B.5.3 For Scenario 2

As mentioned in Section 4, we set MTL2Ls to perform multi-task learning on Fashion-MNIST and on KMNIST for the meta-training phase of experimental Scenario 2. As discussed in Appendix B.4, the learner-trial $\mathcal{Q}$ was set as the slightly longer 30 – 15 trials were set to update the MLP learners for the Fashion-MNIST dataset, and the remaining 15 were reserved to update the MLP learners on KMNIST.

During meta-training, we alternated between updating the MLP learners for Fashion-MNIST and for KMNIST as illustrated in Figure 3(b).

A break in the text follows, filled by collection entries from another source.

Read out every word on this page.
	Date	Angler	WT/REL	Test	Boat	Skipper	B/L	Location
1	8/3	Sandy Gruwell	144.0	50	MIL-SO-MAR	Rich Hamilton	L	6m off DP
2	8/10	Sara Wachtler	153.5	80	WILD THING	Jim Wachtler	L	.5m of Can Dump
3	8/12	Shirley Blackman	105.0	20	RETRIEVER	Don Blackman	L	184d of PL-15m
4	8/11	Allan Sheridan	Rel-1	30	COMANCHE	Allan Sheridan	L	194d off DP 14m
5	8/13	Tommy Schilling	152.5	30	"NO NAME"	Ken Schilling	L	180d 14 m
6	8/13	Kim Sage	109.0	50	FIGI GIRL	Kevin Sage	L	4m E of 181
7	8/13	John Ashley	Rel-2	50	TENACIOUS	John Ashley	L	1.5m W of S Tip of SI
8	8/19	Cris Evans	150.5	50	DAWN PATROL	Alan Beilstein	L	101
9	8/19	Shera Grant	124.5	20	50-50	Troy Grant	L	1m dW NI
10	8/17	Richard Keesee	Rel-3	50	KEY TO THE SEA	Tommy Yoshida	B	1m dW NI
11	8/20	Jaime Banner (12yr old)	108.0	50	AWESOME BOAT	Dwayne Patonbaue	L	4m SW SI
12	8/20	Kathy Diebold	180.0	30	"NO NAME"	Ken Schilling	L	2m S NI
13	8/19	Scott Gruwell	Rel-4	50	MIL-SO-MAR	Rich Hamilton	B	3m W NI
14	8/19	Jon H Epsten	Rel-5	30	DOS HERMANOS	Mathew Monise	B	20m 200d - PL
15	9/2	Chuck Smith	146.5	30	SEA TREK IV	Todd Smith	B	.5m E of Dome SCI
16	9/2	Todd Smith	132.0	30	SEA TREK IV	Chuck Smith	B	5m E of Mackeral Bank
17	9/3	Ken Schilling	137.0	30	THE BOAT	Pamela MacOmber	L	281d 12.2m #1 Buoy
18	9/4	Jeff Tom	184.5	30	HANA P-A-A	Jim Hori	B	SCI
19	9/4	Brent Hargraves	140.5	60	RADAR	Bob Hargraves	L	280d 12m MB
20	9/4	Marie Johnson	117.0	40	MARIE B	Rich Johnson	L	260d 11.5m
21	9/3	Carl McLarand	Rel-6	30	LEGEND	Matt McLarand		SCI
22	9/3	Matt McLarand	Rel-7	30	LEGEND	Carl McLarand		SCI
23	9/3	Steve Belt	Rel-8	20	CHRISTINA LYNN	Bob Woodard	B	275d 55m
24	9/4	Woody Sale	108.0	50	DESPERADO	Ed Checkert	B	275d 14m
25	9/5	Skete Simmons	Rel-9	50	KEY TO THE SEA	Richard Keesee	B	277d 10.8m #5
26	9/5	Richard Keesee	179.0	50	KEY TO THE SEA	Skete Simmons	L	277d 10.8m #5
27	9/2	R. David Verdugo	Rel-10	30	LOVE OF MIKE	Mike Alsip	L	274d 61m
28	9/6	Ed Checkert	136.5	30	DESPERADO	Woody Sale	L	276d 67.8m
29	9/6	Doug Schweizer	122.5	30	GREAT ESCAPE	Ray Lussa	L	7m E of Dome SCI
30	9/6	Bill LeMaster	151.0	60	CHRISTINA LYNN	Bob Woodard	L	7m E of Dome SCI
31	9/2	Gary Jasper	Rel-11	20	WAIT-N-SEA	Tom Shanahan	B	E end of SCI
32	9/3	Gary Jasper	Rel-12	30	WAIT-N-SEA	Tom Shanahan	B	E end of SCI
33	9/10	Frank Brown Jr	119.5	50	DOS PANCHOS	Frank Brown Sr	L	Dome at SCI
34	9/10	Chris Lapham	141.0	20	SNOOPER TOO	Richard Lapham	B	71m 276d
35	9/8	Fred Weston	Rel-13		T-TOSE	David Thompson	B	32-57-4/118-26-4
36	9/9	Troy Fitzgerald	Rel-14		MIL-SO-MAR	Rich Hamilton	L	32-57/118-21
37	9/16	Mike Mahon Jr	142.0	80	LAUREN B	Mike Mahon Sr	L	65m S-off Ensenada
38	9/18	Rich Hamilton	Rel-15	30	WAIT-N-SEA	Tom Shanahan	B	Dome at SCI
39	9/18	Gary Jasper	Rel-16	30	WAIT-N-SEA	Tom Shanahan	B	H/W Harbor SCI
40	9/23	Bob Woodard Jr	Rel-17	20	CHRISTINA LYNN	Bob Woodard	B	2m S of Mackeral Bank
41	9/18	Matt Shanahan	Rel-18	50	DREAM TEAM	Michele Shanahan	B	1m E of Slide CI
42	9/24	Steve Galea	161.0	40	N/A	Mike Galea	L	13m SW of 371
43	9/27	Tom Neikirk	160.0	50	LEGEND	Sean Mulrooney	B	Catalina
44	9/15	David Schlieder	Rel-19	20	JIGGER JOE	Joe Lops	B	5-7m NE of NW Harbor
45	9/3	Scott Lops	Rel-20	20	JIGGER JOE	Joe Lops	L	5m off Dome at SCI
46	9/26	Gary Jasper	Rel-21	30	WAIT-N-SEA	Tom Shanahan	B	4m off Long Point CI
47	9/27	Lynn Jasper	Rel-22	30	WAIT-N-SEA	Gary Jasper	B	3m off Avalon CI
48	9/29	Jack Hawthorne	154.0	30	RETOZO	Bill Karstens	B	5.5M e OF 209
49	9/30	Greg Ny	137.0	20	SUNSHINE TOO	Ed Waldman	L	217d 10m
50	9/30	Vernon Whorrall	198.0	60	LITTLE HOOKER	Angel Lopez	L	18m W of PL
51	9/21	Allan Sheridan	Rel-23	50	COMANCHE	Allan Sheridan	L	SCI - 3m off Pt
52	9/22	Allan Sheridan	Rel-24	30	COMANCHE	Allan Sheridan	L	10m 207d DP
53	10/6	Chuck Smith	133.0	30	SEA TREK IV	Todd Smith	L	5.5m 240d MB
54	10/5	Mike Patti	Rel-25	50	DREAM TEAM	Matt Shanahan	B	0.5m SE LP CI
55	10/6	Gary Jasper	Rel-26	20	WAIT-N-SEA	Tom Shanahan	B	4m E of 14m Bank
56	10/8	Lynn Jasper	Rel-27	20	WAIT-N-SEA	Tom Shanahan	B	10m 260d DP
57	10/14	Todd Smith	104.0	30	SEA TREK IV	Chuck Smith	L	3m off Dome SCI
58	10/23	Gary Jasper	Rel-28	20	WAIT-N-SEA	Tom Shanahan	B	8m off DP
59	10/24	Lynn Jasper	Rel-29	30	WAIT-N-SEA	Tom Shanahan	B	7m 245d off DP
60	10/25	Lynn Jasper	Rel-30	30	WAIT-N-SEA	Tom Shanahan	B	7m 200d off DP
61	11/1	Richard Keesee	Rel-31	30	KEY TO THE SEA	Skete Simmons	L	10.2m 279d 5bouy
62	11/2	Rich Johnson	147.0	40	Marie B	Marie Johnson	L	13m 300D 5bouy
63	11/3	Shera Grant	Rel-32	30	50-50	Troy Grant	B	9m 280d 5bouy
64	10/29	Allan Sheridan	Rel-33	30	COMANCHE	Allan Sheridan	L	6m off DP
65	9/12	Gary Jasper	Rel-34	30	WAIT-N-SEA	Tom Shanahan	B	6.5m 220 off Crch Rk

That is, when $\mathcal{Q}$ $=1,3,\ldots,29$ , MTL2Ls updated MLP learners to classify on Fashion-MNIST; while for even-number $\mathcal{Q}$ s, MTL2Ls updated MLP learners to classify on KMNIST.

The hypernetwork $\mathscr{N}$ s for Scenario 2 were similar to those in Scenario 1 but with a slight modification. We formulated them as

\mathscr{N}_{t}=0.9\mathscr{N}_{t-1}+0.1\text{MLP}(\mathbf{x}_{t}),\text{with}

(17)

$\mathscr{N}_{0}=\vec{\textbf{0}}\in\mathbb{R}^{20}$ . The hypernetwork-MLPs employed in Equation (17) were identical to those employed in Scenario 1. However in Scenario 2, we treated the propagation of the eigenvalues of the SVD synapses of MTL2Ls like momentum (Nesterov, 1983). This was done to increase training stability for MTL2L.

As a final and less significant note, we injected small-sized perturbations to the parameters of the MLP learners during the meta-training phase. This is done to incorporate more noise during the training of MTL2Ls.